Budhadev Karmaskar was judged guilty by the lower court and declared not guilty by the higher court. The man subsequently filed a request for a review of the first court’s ruling before the Supreme Court. The panel has devised a scheme to assist sex workers, which involves providing them with Rs. 10 lakhs from the central government, 5 lakhs from state governments, and 2 lakhs from Union Territories. The aim is to enable them to acquire vocational and technical skills, enabling them to earn a livelihood and advance in society with honour.


  1. The Hon’ble High Court of Calcutta dismissed the appeal in this particular case.
  2. The appellant contended, under Section 164 of the Code of Criminal Procedure, 1973, that Asha Khatun’s statement should not be used as evidence because she did not participate in the cross-examination. However, the court rejected this argument.
  3. The eyewitness’s statement, which provided a detailed account of the accused’s act, was given considerable weight by the court.
  4. The testimony of Asha Khatun, an eyewitness, further demonstrated that there was animosity between the accused and the deceased and that they frequently argued.
  5. It was also established that the altercation started when the accused stumbled over the deceased, who was dozing off next to the stairway.
  6. The court believed that the post-mortem report written by the attending physician provided additional evidence of the serious injuries that the accused had caused. It was established that the deceased person died as a result of the accused’s injuries, which were severe enough to occur naturally.
  7. The court also expressed unhappiness with the defence’s blatant denial and the lack of an explanation for the accused’s injury near his left eye.

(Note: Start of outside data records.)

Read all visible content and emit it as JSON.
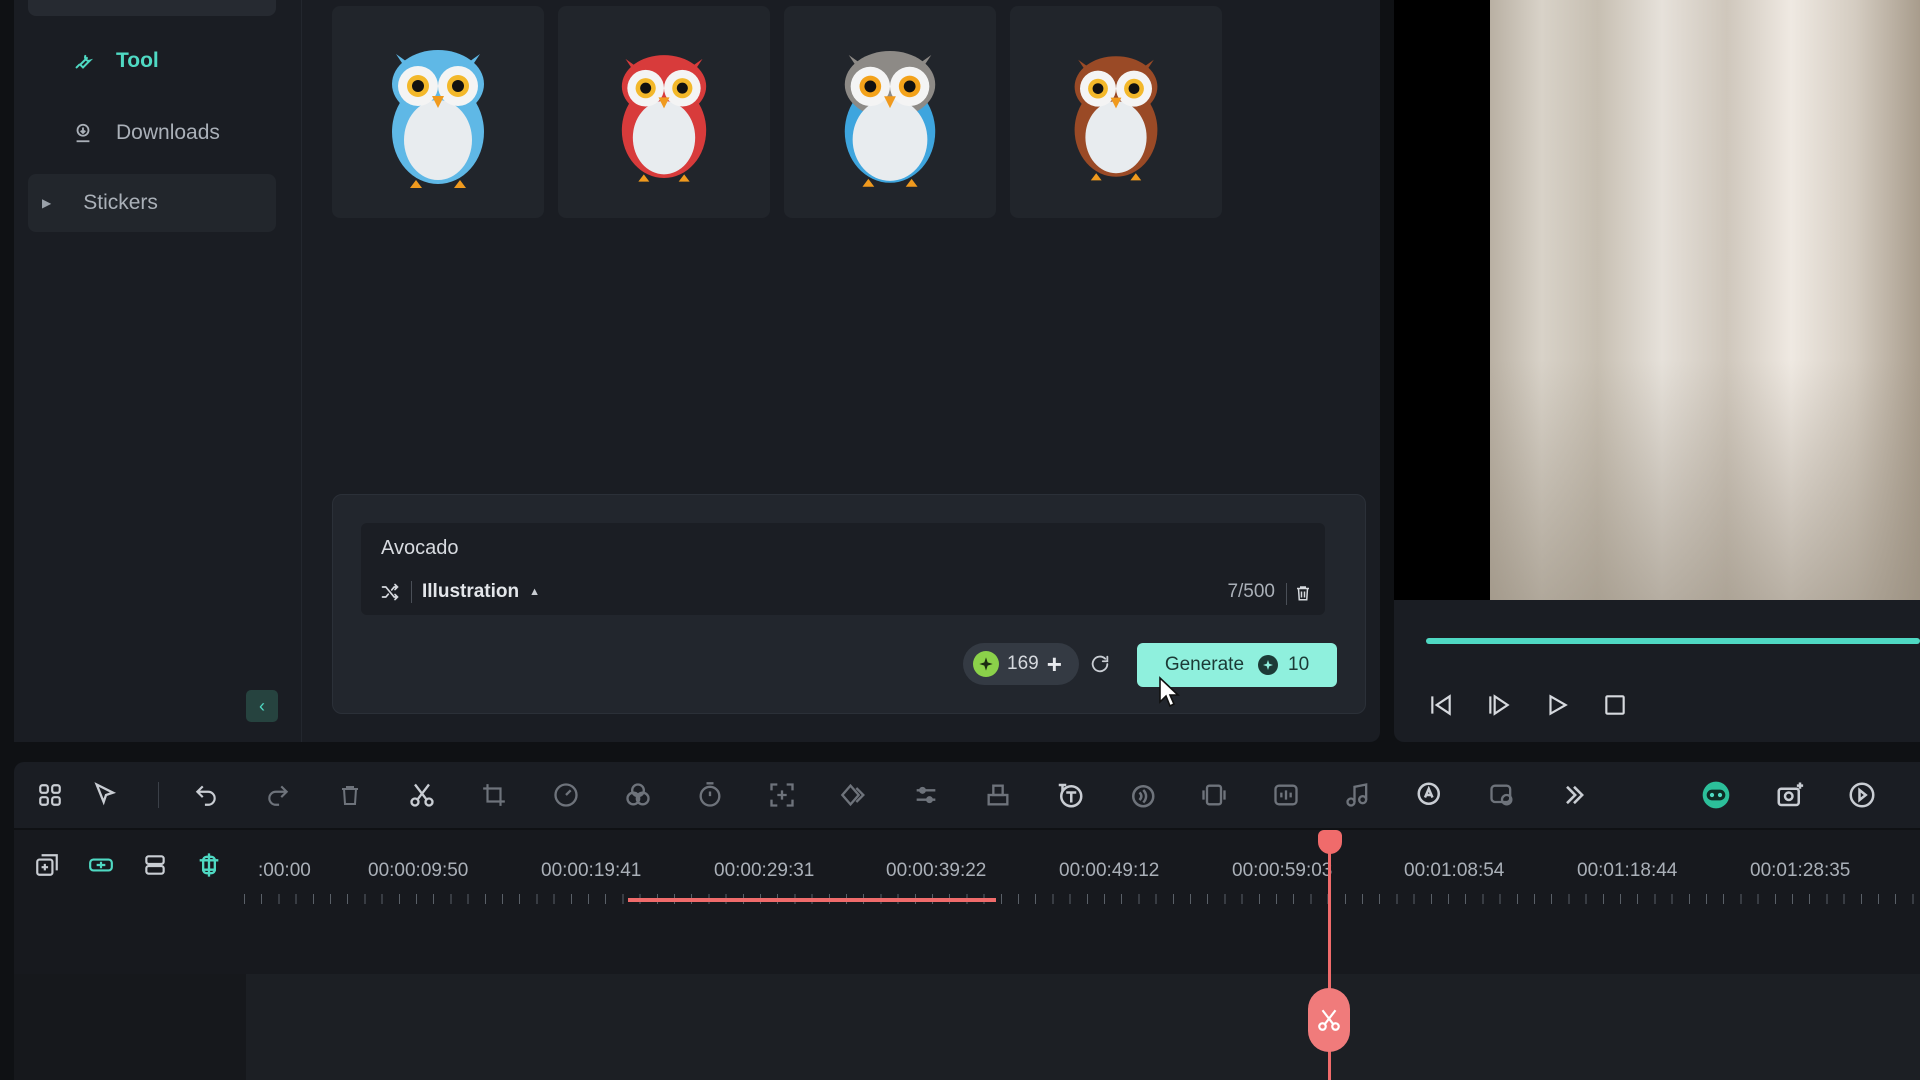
{
  "sidebar": {
    "items": [
      {
        "label": "Tool",
        "icon": "wrench-icon",
        "active": true
      },
      {
        "label": "Downloads",
        "icon": "download-icon",
        "active": false
      },
      {
        "label": "Stickers",
        "icon": "caret-right-icon",
        "active": false
      }
    ],
    "collapse_icon": "chevron-left-icon"
  },
  "stickers": [
    {
      "name": "owl-blue",
      "colors": {
        "body": "#5fb8e6",
        "belly": "#e8ecef"
      }
    },
    {
      "name": "owl-red",
      "colors": {
        "body": "#d83b3b",
        "belly": "#e8ecef"
      }
    },
    {
      "name": "owl-gray",
      "colors": {
        "body": "#8d8a86",
        "belly": "#e8ecef"
      }
    },
    {
      "name": "owl-brown",
      "colors": {
        "body": "#9a4a26",
        "belly": "#e8ecef"
      }
    }
  ],
  "prompt": {
    "text": "Avocado",
    "style": "Illustration",
    "char_count": "7/500"
  },
  "credits": {
    "value": "169"
  },
  "generate": {
    "label": "Generate",
    "cost": "10"
  },
  "player": {
    "progress": 1.0
  },
  "timeline": {
    "timecodes": [
      ":00:00",
      "00:00:09:50",
      "00:00:19:41",
      "00:00:29:31",
      "00:00:39:22",
      "00:00:49:12",
      "00:00:59:03",
      "00:01:08:54",
      "00:01:18:44",
      "00:01:28:35"
    ]
  },
  "colors": {
    "accent": "#4fd9c3",
    "playhead": "#f06b6b",
    "generate_bg": "#8ff0dd"
  }
}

  1. The Immoral Traffic Prevention Act of 1956 and some of the Supreme Court’s subsequent rulings have significant legal differences. For example, keeping a brothel is illegal as well as operating one, according to Section 3. It is illegal for an adult to become a prostitute for financial gain in Section 4, and it is illegal to seduce someone in public for the purpose of prostitution in Section 8. These sections prevent the latest ruling from stating that one of the jobs is sex work.
  2. Numerous investigators have also mentioned how difficult it is to raid these restricted regions, which is crucial to protecting girls who are detained there without their will because information about them is leaked. 
  3. Additionally, the CRPC has to contain a distinct clause outlining the procedures for those who are involved in human trafficking, similar to what we have for accused women.

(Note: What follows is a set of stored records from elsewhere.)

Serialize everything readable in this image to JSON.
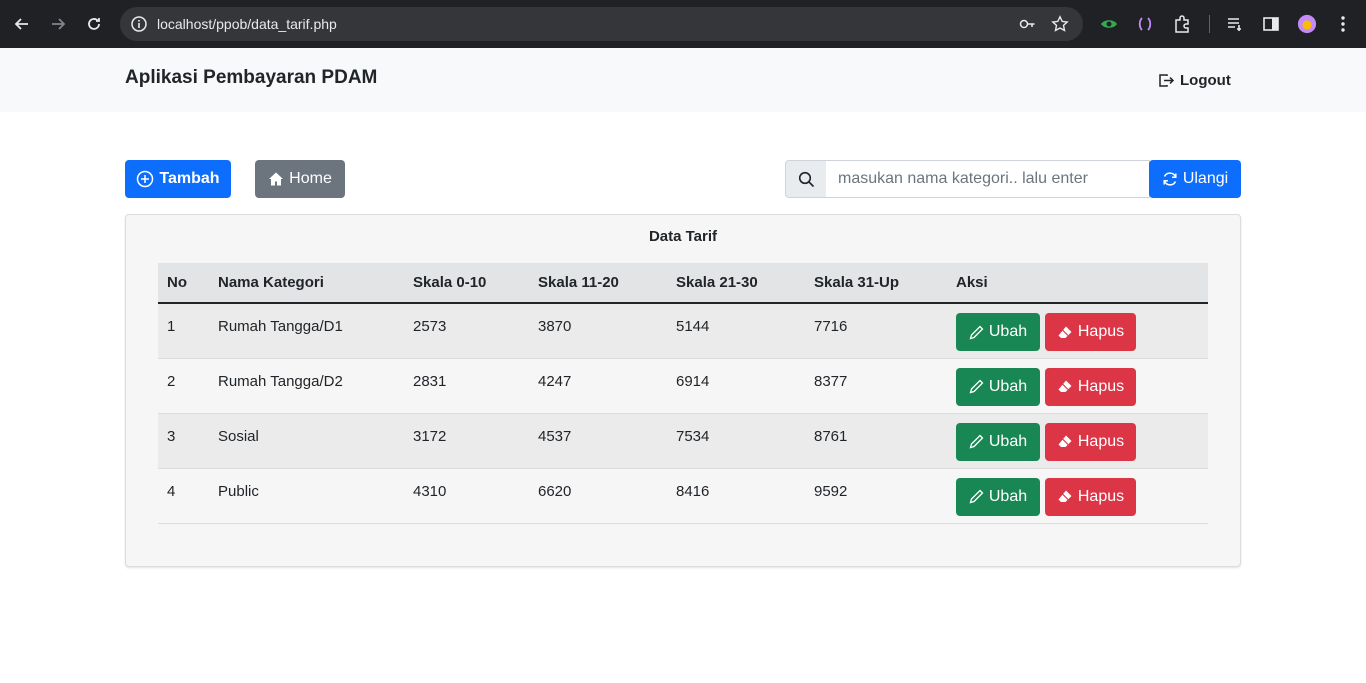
{
  "browser": {
    "url": "localhost/ppob/data_tarif.php"
  },
  "app": {
    "brand": "Aplikasi Pembayaran PDAM",
    "logout_label": "Logout"
  },
  "toolbar": {
    "tambah_label": "Tambah",
    "home_label": "Home",
    "search_placeholder": "masukan nama kategori.. lalu enter",
    "ulangi_label": "Ulangi"
  },
  "card": {
    "title": "Data Tarif",
    "columns": [
      "No",
      "Nama Kategori",
      "Skala 0-10",
      "Skala 11-20",
      "Skala 21-30",
      "Skala 31-Up",
      "Aksi"
    ],
    "rows": [
      {
        "no": "1",
        "nama": "Rumah Tangga/D1",
        "s1": "2573",
        "s2": "3870",
        "s3": "5144",
        "s4": "7716"
      },
      {
        "no": "2",
        "nama": "Rumah Tangga/D2",
        "s1": "2831",
        "s2": "4247",
        "s3": "6914",
        "s4": "8377"
      },
      {
        "no": "3",
        "nama": "Sosial",
        "s1": "3172",
        "s2": "4537",
        "s3": "7534",
        "s4": "8761"
      },
      {
        "no": "4",
        "nama": "Public",
        "s1": "4310",
        "s2": "6620",
        "s3": "8416",
        "s4": "9592"
      }
    ],
    "ubah_label": "Ubah",
    "hapus_label": "Hapus"
  },
  "colors": {
    "primary": "#0d6efd",
    "secondary": "#6c757d",
    "success": "#198754",
    "danger": "#dc3545"
  }
}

This case brings to light the appalling conditions of sex workers, who perform their jobs out of need rather than a sense of enjoyment. They nonetheless have the right to live with dignity even though their line of work carries a social stigma.

Every person has the fundamental right to life and personal liberty under Article 21 of the Indian Constitution. It goes beyond just being an animal. But it becomes nearly difficult because of society’s stereotyped thinking.

Every action has advantages and disadvantages, and this ruling from the Supreme Court may have contributed to a rise in sex work, both voluntarily and unintentionally. It was necessary to pass new laws that guarantee these individuals all the benefits and a dignified existence since those who voluntarily join the system are deprived of their fundamental rights. Those who are coerced and forced are given remedies under the IPC.